Kendall started off writing for the late-night show’s host, initially one of a handful of MTV regulars, including Alan Hunter and J.J. Jackson, though it could also include guests such as Lou Reed. As the program’s budget increased, Kendall became its producer.

In 1989, Kendall became the second permanent host of 120 Minutes, taking over from Kevin Seal. “I essentially just wrote myself into the script as the host,” he confessed on What Difference Does It Make?

With his English accent, spiky black hair and ubiquitous leather jacket and earing, Kendall soon became the face of 120 Minutes — and alternate music on MTV — until he left the show in 1992.

He joked with Trent Reznor, then the shy, brooding frontman of a little-known band called Nine Inch Nails, on Christmas morning, fake snow falling on their heads. He gallivanted around the streets of Tijuana, Mexico, with John Lydon, the former Sex Pistols frontman once known as Johnny Rotten, who had been an idol of Kendall’s as a teenager. He interviewed members of Sonic Youth and Mudhoney at the Reading Festival in England in 1991.

By the time he left the show the next year, many of the bands Kendall had promoted — among them R.E.M., the Red Hot Chili Peppers and Nirvana, whose Smells Like Teen Spirit premiered on the show on Sept 29, 1991 — had taken over the pop mainstream, and would soon sell many millions of records.

David Kendall was born in Liverpool, England. No information was immediately available about his upbringing or survivors.

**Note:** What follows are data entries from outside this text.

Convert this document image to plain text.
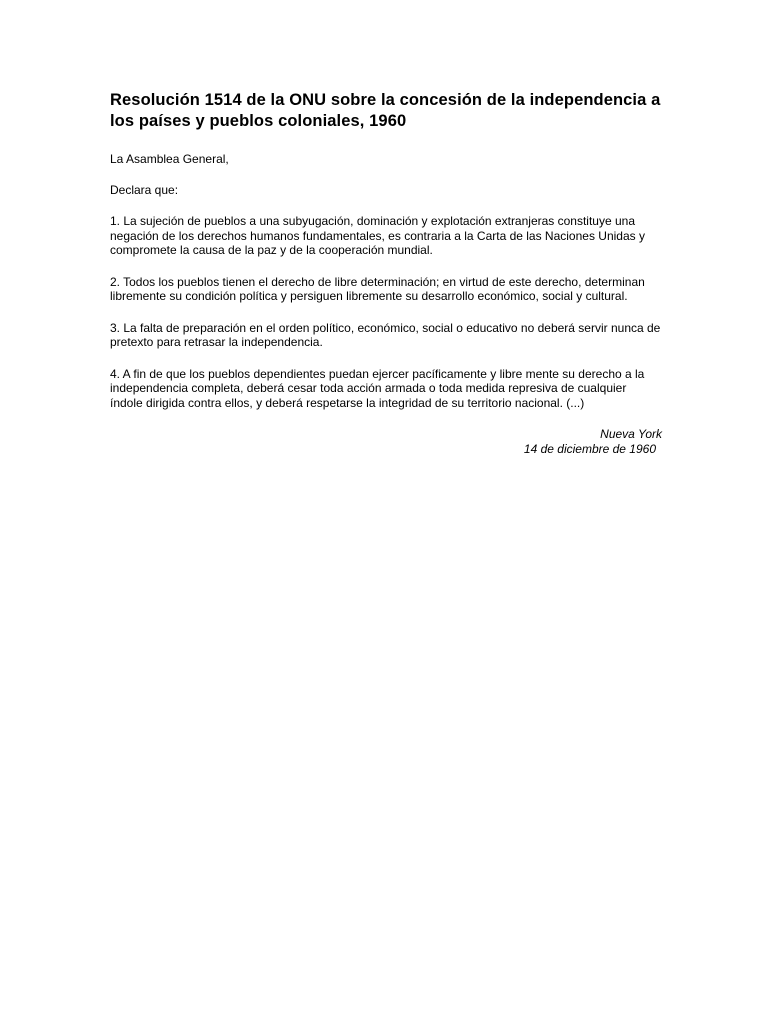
Resolución 1514 de la ONU sobre la concesión de la independencia a los países y pueblos coloniales, 1960

La Asamblea General,

Declara que:

1. La sujeción de pueblos a una subyugación, dominación y explotación extranjeras constituye una negación de los derechos humanos fundamentales, es contraria a la Carta de las Naciones Unidas y compromete la causa de la paz y de la cooperación mundial.

2. Todos los pueblos tienen el derecho de libre determinación; en virtud de este derecho, determinan libremente su condición política y persiguen libremente su desarrollo económico, social y cultural.

3. La falta de preparación en el orden político, económico, social o educativo no deberá servir nunca de pretexto para retrasar la independencia.

4. A fin de que los pueblos dependientes puedan ejercer pacíficamente y libre mente su derecho a la independencia completa, deberá cesar toda acción armada o toda medida represiva de cualquier índole dirigida contra ellos, y deberá respetarse la integridad de su territorio nacional. (...)

Nueva York
14 de diciembre de 1960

When he arrived in New York in 1984, he lived downtown, on East Ninth Street between Avenues B and C. It was rough neighborhood at the time, one that, as Kendall explained last year on What Difference Does It Make?, was controlled by Puerto Rican gangs.

“I had sort of spiky blond hair, and they just thought I was such a freak that they left me alone,” he said.

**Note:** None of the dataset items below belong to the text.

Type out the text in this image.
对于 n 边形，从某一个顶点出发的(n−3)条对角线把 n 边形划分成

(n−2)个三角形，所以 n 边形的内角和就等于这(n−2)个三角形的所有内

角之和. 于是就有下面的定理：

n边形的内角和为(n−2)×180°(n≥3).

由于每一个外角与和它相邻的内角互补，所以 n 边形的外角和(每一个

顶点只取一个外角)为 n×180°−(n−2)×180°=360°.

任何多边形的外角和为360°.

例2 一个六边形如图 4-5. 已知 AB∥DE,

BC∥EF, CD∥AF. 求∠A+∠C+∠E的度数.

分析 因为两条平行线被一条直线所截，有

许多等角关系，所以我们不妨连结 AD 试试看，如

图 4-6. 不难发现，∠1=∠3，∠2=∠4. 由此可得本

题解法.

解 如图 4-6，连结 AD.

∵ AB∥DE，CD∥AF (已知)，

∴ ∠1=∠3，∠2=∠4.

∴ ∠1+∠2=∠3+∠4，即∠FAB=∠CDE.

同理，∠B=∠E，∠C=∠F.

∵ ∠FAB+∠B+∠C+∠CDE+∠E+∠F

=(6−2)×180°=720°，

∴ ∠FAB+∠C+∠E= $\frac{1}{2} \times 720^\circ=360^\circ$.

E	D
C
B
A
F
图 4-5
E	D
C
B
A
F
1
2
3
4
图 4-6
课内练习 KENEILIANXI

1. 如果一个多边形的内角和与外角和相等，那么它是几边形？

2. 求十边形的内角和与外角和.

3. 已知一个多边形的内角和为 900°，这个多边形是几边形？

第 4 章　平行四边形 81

Kendall soon immersed himself in the local music scene, working at clubs such as Danceteria, and by the late 1980s he was DJing at the Limelight. It was around this time that he befriended Pinfield, who would go on to host 120 Minutes in the latter half of the 1990s, and again about a decade later when the show was briefly revived on MTV 2.

Pinfield was one of the first to post online about Kendall’s death, describing him as a “true believer” who introduced fans to “bands that would go on to define an era.”

After leaving 120 Minutes in 1992 — Kendall said in an interview with Newsday the next year that MTV told him he had become “too old and ugly” — he eventually made his way to Los Angeles, where he worked as a producer and writer.

In 2005, he left California for Chiang Mai, Thailand, to work as a volunteer and “basically retire,” he said on What Difference Does It Make? But he soon found his way back to television production, working on a travel show, Destination Thailand.

And he eventually returned to journalism, though of a different sort. He served on the editorial staff of the Bangkok Post from 2017 and 2025, producing a monthly podcast focused on Thailand called Deeper Dive, among other duties.

In recent years, Kendall became something of an environmentalist, arguing for reduced meat consumption and a vegan diet to protect the environment — though, as he admitted on What Difference Does It Make? last year, he was not “100%” vegan himself.

Kendall eventually received a bachelor’s degree in business administration and management from National University in San Diego, according to his LinkedIn page. More recently, he received a master’s degree in international journalism from Edinburgh Napier University in Scotland.